Details obtained under the Right to Information showed that a total of 60 members of the Khyber Union of Journalists (KhUJ) and Peshawar Press Club tested positive for Corona.

The KhUJ distrusted Rs 5000 each among its affected members besides hand sanitizers and facemasks.

Fakhruddin Syed, a senior Peshawar journalist lost his life to while battling Covid-19. Mr Syed’s heirs received Rs 150,000 in aid from provincial government. Besides, five Covid-19 positive journalists were paid Rs 20,000 each by the Pakistan Federal Union of Journalists and a foreign NGO.

PPC has 500 members, while the KhUJ has 530 members, including women.

As most of the journalists lived in small houses which had no extra rooms for isolation and quarantine. Therefore, the union tried to made arrangements for providing quarantine space for its Covid-19 positive members at a local hotel.  However, no hotel agreed to provide its room for quarantine, forcing most of journalists to isolate themselves at homes.

Financial aid to journalists

Though the provincial and federal government announced aid to help journalists with tests, medicines and other expenses during the pandemic; however, little of it materialized.

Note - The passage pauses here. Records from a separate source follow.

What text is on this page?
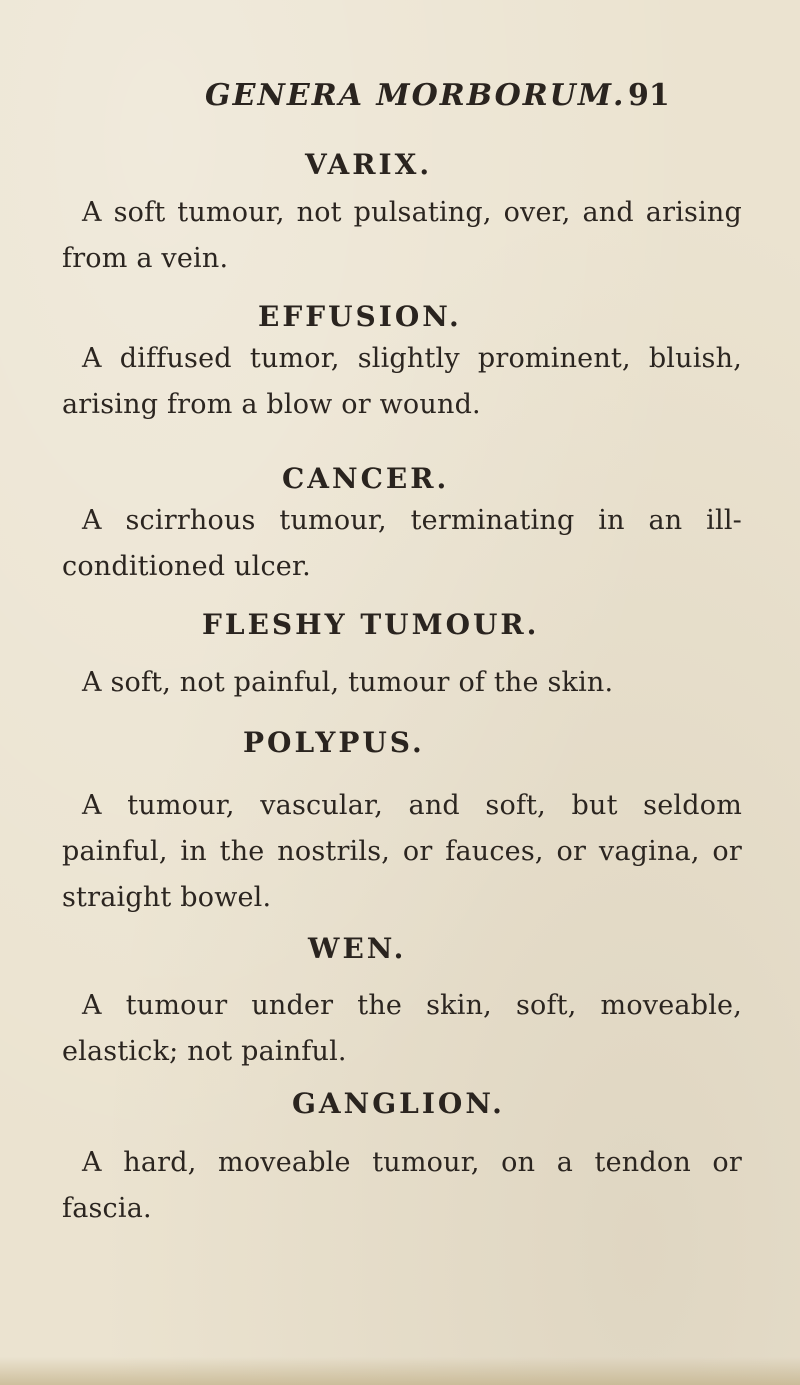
GENERA MORBORUM. 91
VARIX.
A soft tumour, not pulsating, over, and arising from a vein.
EFFUSION.
A diffused tumor, slightly prominent, bluish, arising from a blow or wound.
CANCER.
A scirrhous tumour, terminating in an ill-conditioned ulcer.
FLESHY TUMOUR.
A soft, not painful, tumour of the skin.
POLYPUS.
A tumour, vascular, and soft, but seldom painful, in the nostrils, or fauces, or vagina, or straight bowel.
WEN.
A tumour under the skin, soft, moveable, elastick; not painful.
GANGLION.
A hard, moveable tumour, on a tendon or fascia.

Khyber Pakhtunkhwa governor Shah Farman provided 50 bags of ration to journalists during the pandemic. Twice, union provided hand sanitizers and facemasks to its members. However, KhUJ has no funds to provide all its members with safety kids and N-95 masks.

Video journalist Rizwan Shiekh that media organizations did not helped their employees during the pandemic. On the other hand, Mr Sheikh said that union and press club also failed to extend helping hand to the media workers.

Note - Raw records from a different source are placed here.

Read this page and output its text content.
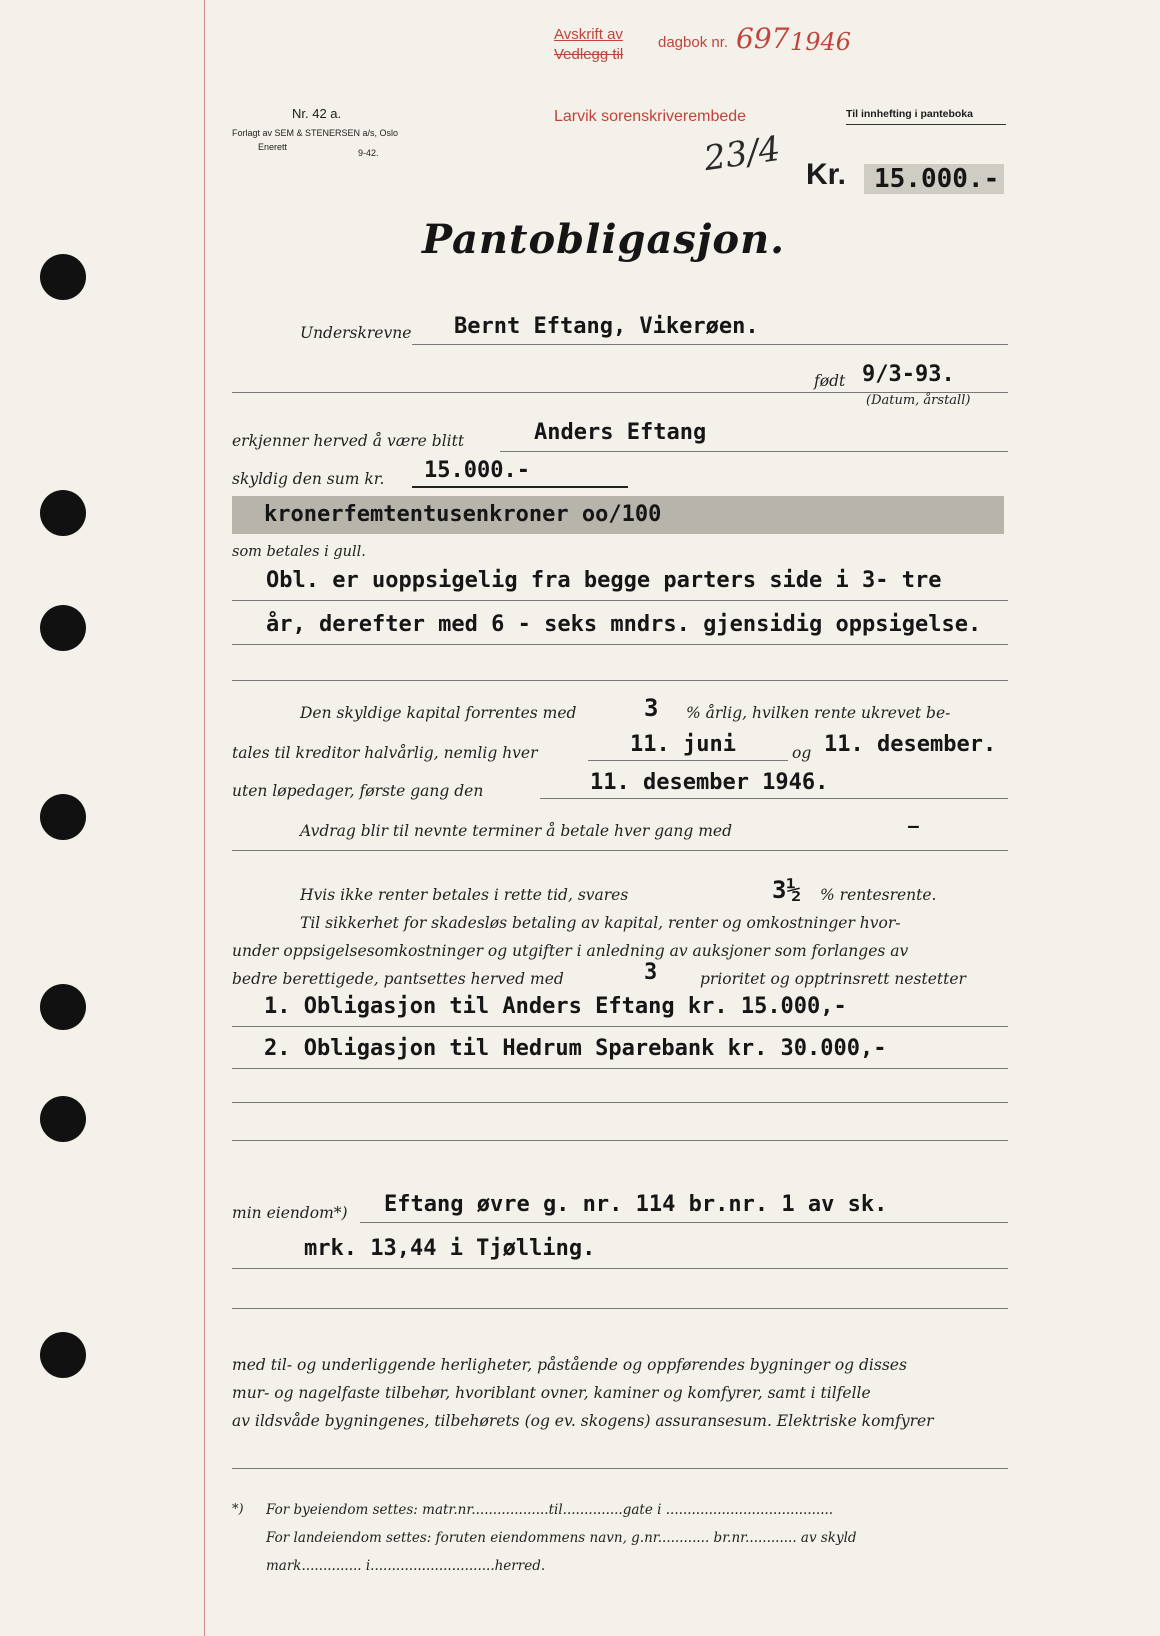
Nr. 42 a.
Forlagt av SEM & STENERSEN a/s, Oslo
Enerett
9-42.
Avskrift av
Vedlegg til
dagbok nr. 697 1946
Larvik sorenskriverembede	Til innhefting i panteboka
23/4 Kr. 15.000.-
Pantobligasjon.
Underskrevne Bernt Eftang, Vikerøen.
født 9/3-93.
(Datum, årstall)
erkjenner herved å være blitt	Anders Eftang
skyldig den sum kr. 15.000.-
kronerfemtentusenkroner oo/100
som betales i gull.
Obl. er uoppsigelig fra begge parters side i 3- tre
år, derefter med 6 - seks mndrs. gjensidig oppsigelse.
Den skyldige kapital forrentes med	3 % årlig, hvilken rente ukrevet be-
tales til kreditor halvårlig, nemlig hver	11. juni	og 11. desember.
uten løpedager, første gang den	11. desember 1946.
Avdrag blir til nevnte terminer å betale hver gang med	—
Hvis ikke renter betales i rette tid, svares	3½ % rentesrente.
Til sikkerhet for skadesløs betaling av kapital, renter og omkostninger hvor-
under oppsigelsesomkostninger og utgifter i anledning av auksjoner som forlanges av
bedre berettigede, pantsettes herved med	3	prioritet og opptrinsrett nestetter
1. Obligasjon til Anders Eftang kr. 15.000,-
2. Obligasjon til Hedrum Sparebank kr. 30.000,-
min eiendom*) Eftang øvre g. nr. 114 br.nr. 1 av sk.
mrk. 13,44 i Tjølling.
med til- og underliggende herligheter, påstående og oppførendes bygninger og disses
mur- og nagelfaste tilbehør, hvoriblant ovner, kaminer og komfyrer, samt i tilfelle
av ildsvåde bygningenes, tilbehørets (og ev. skogens) assuransesum. Elektriske komfyrer
*) For byeiendom settes: matr.nr..................til..............gate i .......................................
For landeiendom settes: foruten eiendommens navn, g.nr............ br.nr............ av skyld
mark.............. i.............................herred.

He said that majority of no one helped majority of journalists during the pandemic. “When other people were being asked to stay indoors, photographers and cameramen were being dispatched to field to face the same threat for footages and photos,” Mr Sheikh said.

 

He said that they went to hospitals reserved for Corona patients several times. They also interviewed Corona positive patients and doctors treating them. He said that they needed proper safety kit and N-95 masks for these assignments but had no access to them.

Mr Sheikh said that family members of the journalists also badly suffered during the pandemic. Details showed at least 20 journalist’s wives also tested positive for Covid-19.

Journalists recount their ordeals during the pandemic

Two days before Eid, Mr Sheikh returned home at midnight after his duty with body aches and fever. He took a painkiller and went to see a doctor in the morning, who gave him an injection.

The next day, he again went to work. By the time, Mr Sheikh was diagnosed with Covid-19; two of his children also fell ill. The illness pushed his wife into anxiety attack and she continued to exhibit Corona symptoms despite testing negative.

“My children protested to not allow me to admit their son into hospital saying she would die there,” he said.

Mr Sheikh borrowed Rs 100,000 to treat his family, which he has yet to pay.

His family is still facing anxiety related problems. “I would not have gone through this hell, if I was not a journalist,” Mr Sheikh said.

Aneela Shaheen, a female journalist said that most of the reporters from Peshawar witnessed those chaotic scenes of people dying and gasping for breath from close quarters. She said that many of them also developed psychological issues due to this.

Ms Shaheen said that journalists have not been provided mental health related training or awareness.

Begum Tahir Rizwan, wife of a senior journalist narrated one day when she opened the door her husband pushed her away and ran to the second floor of the house.

She said that her husband told her to steer clear of him and also keep the children away from him.

Mr Rizwan told her wife that he had interviewed someone in the day who was Corona positive and that he was also going to test positive.

Mrs Rizwan tried to console her distressed husband. However, her children witnessed this and started weeping.

“I am still trying to forget these painful scenes,” she added.